Euthanasie (GP)

Comment citer ?

Baertschi, Bernard (2021), «Euthanasie (GP)», dans Maxime Kristanek (dir.), l'Encyclopédie philosophique, consulté le ..., https://encyclo-philo.fr/

Publié en mars 2021

 

Plusieurs pays ont récemment dépénalisé l’euthanasie pour les patients en fin de vie et jouissant de leur capacité d’autonomie, mais ils sont à ce jour peu nombreux. Sur le plan moral, la question de savoir s’il est permis de décider soi-même librement d’abréger ses jours lorsque la vie est devenue une trop lourde charge n’est pas nouvelle: depuis l’Antiquité, les philosophes se demandent ce qui caractérise une « bonne mort ».

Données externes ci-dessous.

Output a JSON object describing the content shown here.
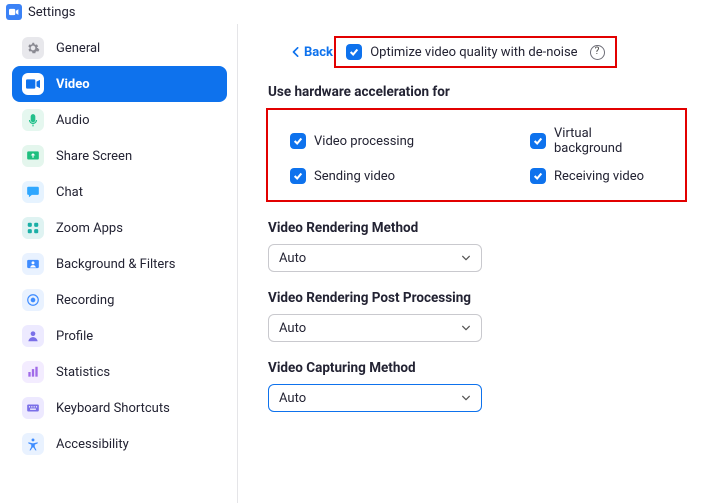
{
  "window": {
    "title": "Settings"
  },
  "sidebar": {
    "items": [
      {
        "label": "General",
        "iconBg": "#e8e8ec",
        "iconFg": "#8a8a92",
        "icon": "gear"
      },
      {
        "label": "Video",
        "iconBg": "#ffffff",
        "iconFg": "#0e72ed",
        "icon": "video",
        "active": true
      },
      {
        "label": "Audio",
        "iconBg": "#e5f7ef",
        "iconFg": "#22c08b",
        "icon": "audio"
      },
      {
        "label": "Share Screen",
        "iconBg": "#e4f6ed",
        "iconFg": "#1fbf7f",
        "icon": "share"
      },
      {
        "label": "Chat",
        "iconBg": "#e6f3ff",
        "iconFg": "#2fa7ff",
        "icon": "chat"
      },
      {
        "label": "Zoom Apps",
        "iconBg": "#dff3f2",
        "iconFg": "#1aafa6",
        "icon": "apps"
      },
      {
        "label": "Background & Filters",
        "iconBg": "#e9f2ff",
        "iconFg": "#3e8cff",
        "icon": "bgfilters"
      },
      {
        "label": "Recording",
        "iconBg": "#e9f2ff",
        "iconFg": "#3e8cff",
        "icon": "recording"
      },
      {
        "label": "Profile",
        "iconBg": "#edeaff",
        "iconFg": "#7a6fe8",
        "icon": "profile"
      },
      {
        "label": "Statistics",
        "iconBg": "#f3ecff",
        "iconFg": "#a06be8",
        "icon": "statistics"
      },
      {
        "label": "Keyboard Shortcuts",
        "iconBg": "#ede9ff",
        "iconFg": "#7a6fe8",
        "icon": "keyboard"
      },
      {
        "label": "Accessibility",
        "iconBg": "#e9f2ff",
        "iconFg": "#3e8cff",
        "icon": "accessibility"
      }
    ]
  },
  "content": {
    "back_label": "Back",
    "optimize_label": "Optimize video quality with de-noise",
    "hw_title": "Use hardware acceleration for",
    "hw": {
      "video_processing": "Video processing",
      "virtual_background": "Virtual background",
      "sending_video": "Sending video",
      "receiving_video": "Receiving video"
    },
    "rendering_method": {
      "title": "Video Rendering Method",
      "value": "Auto"
    },
    "post_processing": {
      "title": "Video Rendering Post Processing",
      "value": "Auto"
    },
    "capturing_method": {
      "title": "Video Capturing Method",
      "value": "Auto"
    }
  }
}
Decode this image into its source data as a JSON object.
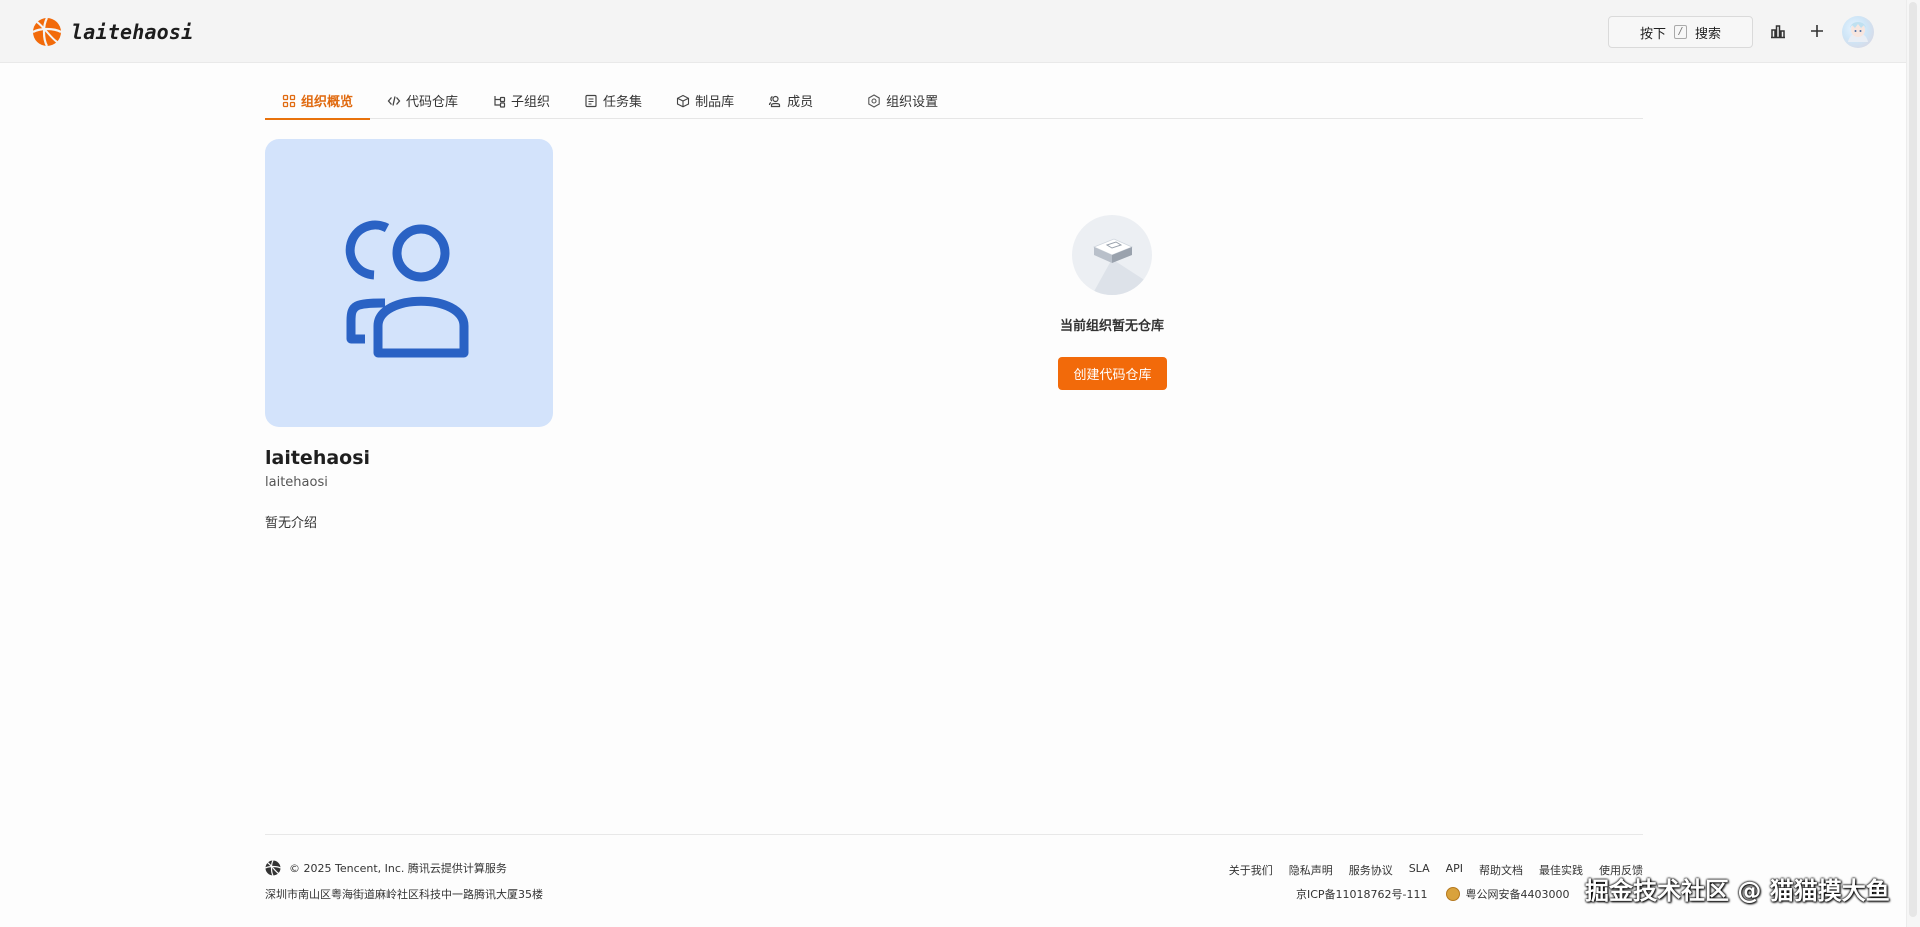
{
  "header": {
    "brand": "laitehaosi",
    "search_key": "按下",
    "search_kbd": "/",
    "search_label": "搜索"
  },
  "tabs": [
    {
      "label": "组织概览",
      "active": true
    },
    {
      "label": "代码仓库",
      "active": false
    },
    {
      "label": "子组织",
      "active": false
    },
    {
      "label": "任务集",
      "active": false
    },
    {
      "label": "制品库",
      "active": false
    },
    {
      "label": "成员",
      "active": false
    },
    {
      "label": "组织设置",
      "active": false
    }
  ],
  "org": {
    "name": "laitehaosi",
    "slug": "laitehaosi",
    "description": "暂无介绍"
  },
  "empty_state": {
    "message": "当前组织暂无仓库",
    "button": "创建代码仓库"
  },
  "footer": {
    "copyright": "© 2025 Tencent, Inc. 腾讯云提供计算服务",
    "address": "深圳市南山区粤海街道麻岭社区科技中一路腾讯大厦35楼",
    "links": [
      "关于我们",
      "隐私声明",
      "服务协议",
      "SLA",
      "API",
      "帮助文档",
      "最佳实践",
      "使用反馈"
    ],
    "icp": "京ICP备11018762号-111",
    "police": "粤公网安备4403000",
    "watermark": "掘金技术社区 @ 猫猫摸大鱼"
  },
  "colors": {
    "accent": "#f26a0a",
    "tab_active": "#e06a10",
    "org_avatar_bg": "#d3e3fb",
    "org_avatar_icon": "#2a62c4"
  }
}
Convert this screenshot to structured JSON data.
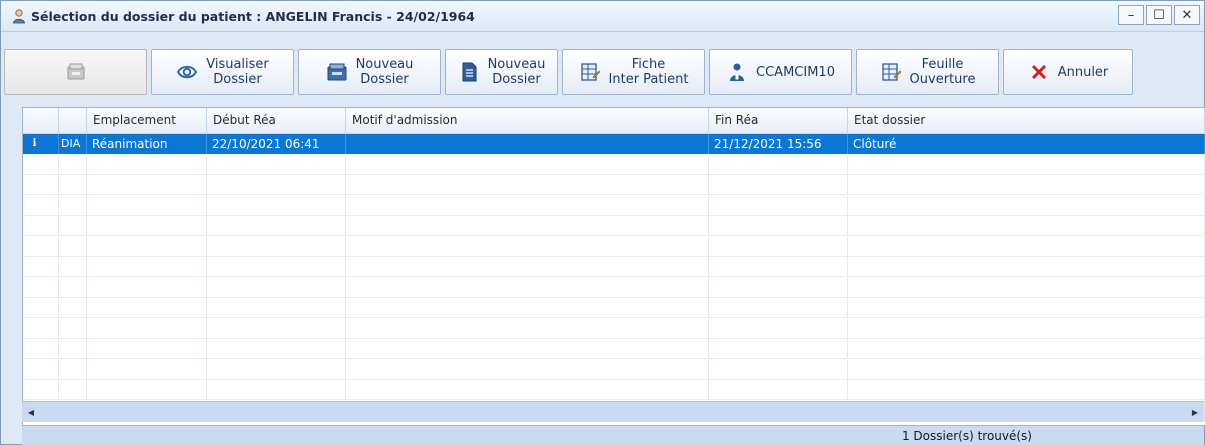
{
  "window": {
    "title": "Sélection du dossier du patient : ANGELIN Francis - 24/02/1964",
    "controls": {
      "minimize": "–",
      "maximize": "☐",
      "close": "✕"
    }
  },
  "toolbar": {
    "buttons": [
      {
        "line1": "",
        "line2": "",
        "icon": "open-folder-icon",
        "enabled": false
      },
      {
        "line1": "Visualiser",
        "line2": "Dossier",
        "icon": "eye-icon",
        "enabled": true
      },
      {
        "line1": "Nouveau",
        "line2": "Dossier",
        "icon": "new-folder-icon",
        "enabled": true
      },
      {
        "line1": "Nouveau",
        "line2": "Dossier",
        "icon": "document-icon",
        "enabled": true
      },
      {
        "line1": "Fiche",
        "line2": "Inter Patient",
        "icon": "sheet-icon",
        "enabled": true
      },
      {
        "line1": "CCAMCIM10",
        "line2": "",
        "icon": "doctor-icon",
        "enabled": true
      },
      {
        "line1": "Feuille",
        "line2": "Ouverture",
        "icon": "sheet-icon",
        "enabled": true
      },
      {
        "line1": "Annuler",
        "line2": "",
        "icon": "cancel-x-icon",
        "enabled": true
      }
    ]
  },
  "grid": {
    "columns": [
      "",
      "",
      "Emplacement",
      "Début Réa",
      "Motif d'admission",
      "Fin Réa",
      "Etat dossier"
    ],
    "rows": [
      {
        "icon": "info-icon",
        "tag": "DIA",
        "emplacement": "Réanimation",
        "debut": "22/10/2021 06:41",
        "motif": "",
        "fin": "21/12/2021 15:56",
        "etat": "Clôturé",
        "selected": true
      }
    ]
  },
  "status": {
    "count_text": "1 Dossier(s) trouvé(s)"
  },
  "colors": {
    "selection": "#0a77d5",
    "accent_red": "#d11a1a",
    "frame": "#dfe9f5"
  }
}
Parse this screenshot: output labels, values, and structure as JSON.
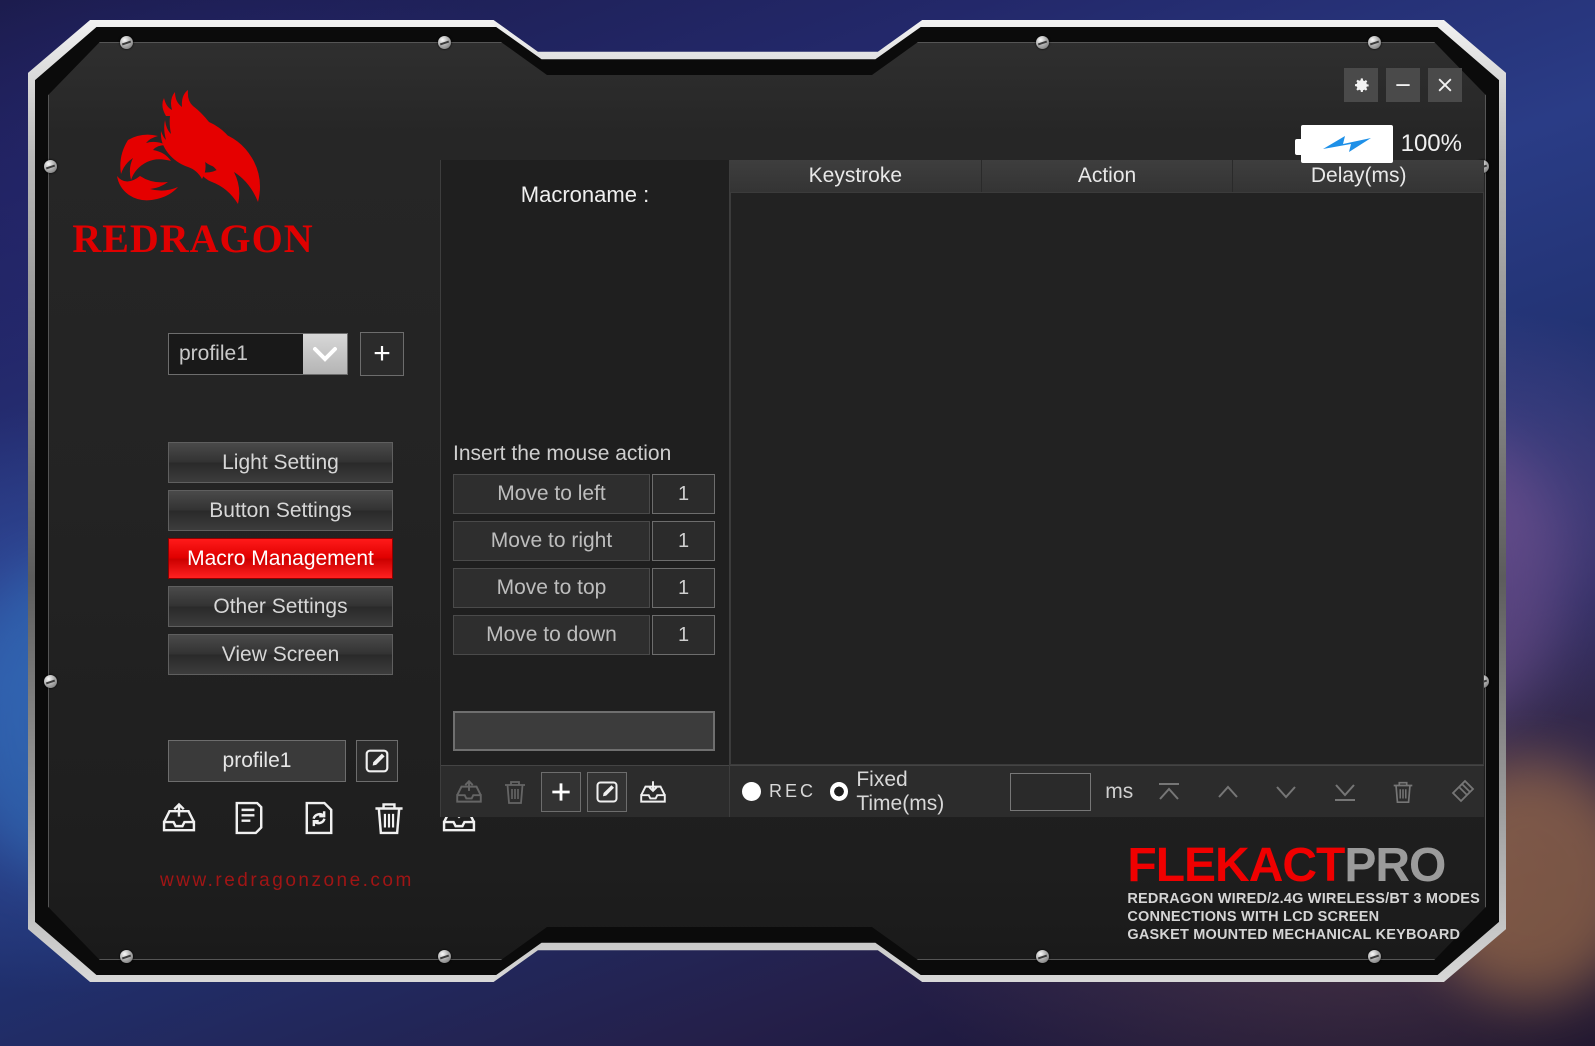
{
  "app": {
    "titlebar": {
      "settings_label": "gear-icon",
      "minimize_label": "minimize-icon",
      "close_label": "close-icon"
    },
    "battery": {
      "percent": "100%",
      "icon": "battery-charging-icon"
    }
  },
  "sidebar": {
    "logo": {
      "mark": "redragon-dragon-icon",
      "wordmark": "REDRAGON"
    },
    "profile_selector": {
      "value": "profile1",
      "chevron": "chevron-down-icon",
      "add_label": "+"
    },
    "nav_items": [
      {
        "label": "Light Setting",
        "active": false
      },
      {
        "label": "Button Settings",
        "active": false
      },
      {
        "label": "Macro Management",
        "active": true
      },
      {
        "label": "Other Settings",
        "active": false
      },
      {
        "label": "View Screen",
        "active": false
      }
    ],
    "profile_edit": {
      "name": "profile1",
      "edit_icon": "edit-pencil-icon"
    },
    "bottom_icons": [
      "export-tray-icon",
      "document-list-icon",
      "file-refresh-icon",
      "trash-icon",
      "import-tray-icon"
    ],
    "site_url": "www.redragonzone.com"
  },
  "center": {
    "macroname_label": "Macroname :",
    "insert_label": "Insert the mouse action",
    "mouse_actions": [
      {
        "label": "Move to left",
        "value": "1"
      },
      {
        "label": "Move to right",
        "value": "1"
      },
      {
        "label": "Move to top",
        "value": "1"
      },
      {
        "label": "Move to down",
        "value": "1"
      }
    ],
    "macro_name_input": {
      "value": "",
      "placeholder": ""
    },
    "toolbar_icons": [
      {
        "name": "export-macro-icon",
        "state": "disabled"
      },
      {
        "name": "delete-macro-icon",
        "state": "disabled"
      },
      {
        "name": "add-macro-icon",
        "state": "enabled"
      },
      {
        "name": "edit-macro-icon",
        "state": "enabled"
      },
      {
        "name": "import-macro-icon",
        "state": "enabled"
      }
    ]
  },
  "macro_table": {
    "columns": [
      "Keystroke",
      "Action",
      "Delay(ms)"
    ],
    "rows": []
  },
  "record_toolbar": {
    "rec_label": "REC",
    "rec_selected": false,
    "fixed_time_label": "Fixed Time(ms)",
    "fixed_time_selected": true,
    "fixed_time_value": "",
    "ms_label": "ms",
    "icons": [
      "move-to-top-icon",
      "move-up-icon",
      "move-down-icon",
      "move-to-bottom-icon",
      "delete-row-icon",
      "clear-all-icon"
    ]
  },
  "branding": {
    "title_red": "FLEKACT",
    "title_gray": "PRO",
    "lines": [
      "REDRAGON WIRED/2.4G WIRELESS/BT 3 MODES",
      "CONNECTIONS WITH LCD SCREEN",
      "GASKET MOUNTED MECHANICAL KEYBOARD"
    ]
  },
  "colors": {
    "accent_red": "#e00000",
    "brand_red": "#f00000",
    "battery_blue": "#1e90e8",
    "panel_bg": "#232323"
  }
}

Les discussions actuelles opposent les partisans d’une libéralisation de l’euthanasie et de l’aide à mourir à ses opposants; le débat est souvent loin d’être serein, car bien de ses protagonistes sont animés par des conviction fortes, de nature politique ou religieuse, ce qui rend d’autant plus nécessaire une approche théorique de ses enjeux. Après un rappel de la situation juridique actuelle, cet article présente les principaux arguments moraux proposés pour et contre une libéralisation de l’euthanasie et de l’aide à mourir. « Libéralisation » signifie ici qu’être ainsi aidé pourrait être considéré comme une liberté ou un choix moralement permis, ce qui est à distinguer d’une dépénalisation qui, sur le plan juridique et non pas moral, dit simplement que cette aide n’est pas poursuivie pénalement.

La situation juridique

Le 1er avril 2002 est entrée en vigueur aux Pays-Bas une loi dépénalisant l’euthanasie sur l’être humain. Il s’agit du premier pays à avoir brisé une interdiction alors générale. La même année, la Belgique a suivi, puis, plus tard, le Luxembourg (2009), le Canada (2016) et l’État de Victoria en Australie (2019). Dans chacun de ces pays, la pratique est limitée aux situations de fin de vie et est encadrée de manière stricte. Par exemple, aux Pays-Bas, pour pouvoir être acceptée, la demande d’euthanasie doit avoir été faite à plusieurs reprises par un malade dûment informé, souffrant d’une affection incurable accompagnée de graves souffrances et un avis est demandé à un second médecin. En outre, lorsqu’elle est pratiquée, l’euthanasie doit l’être par un médecin.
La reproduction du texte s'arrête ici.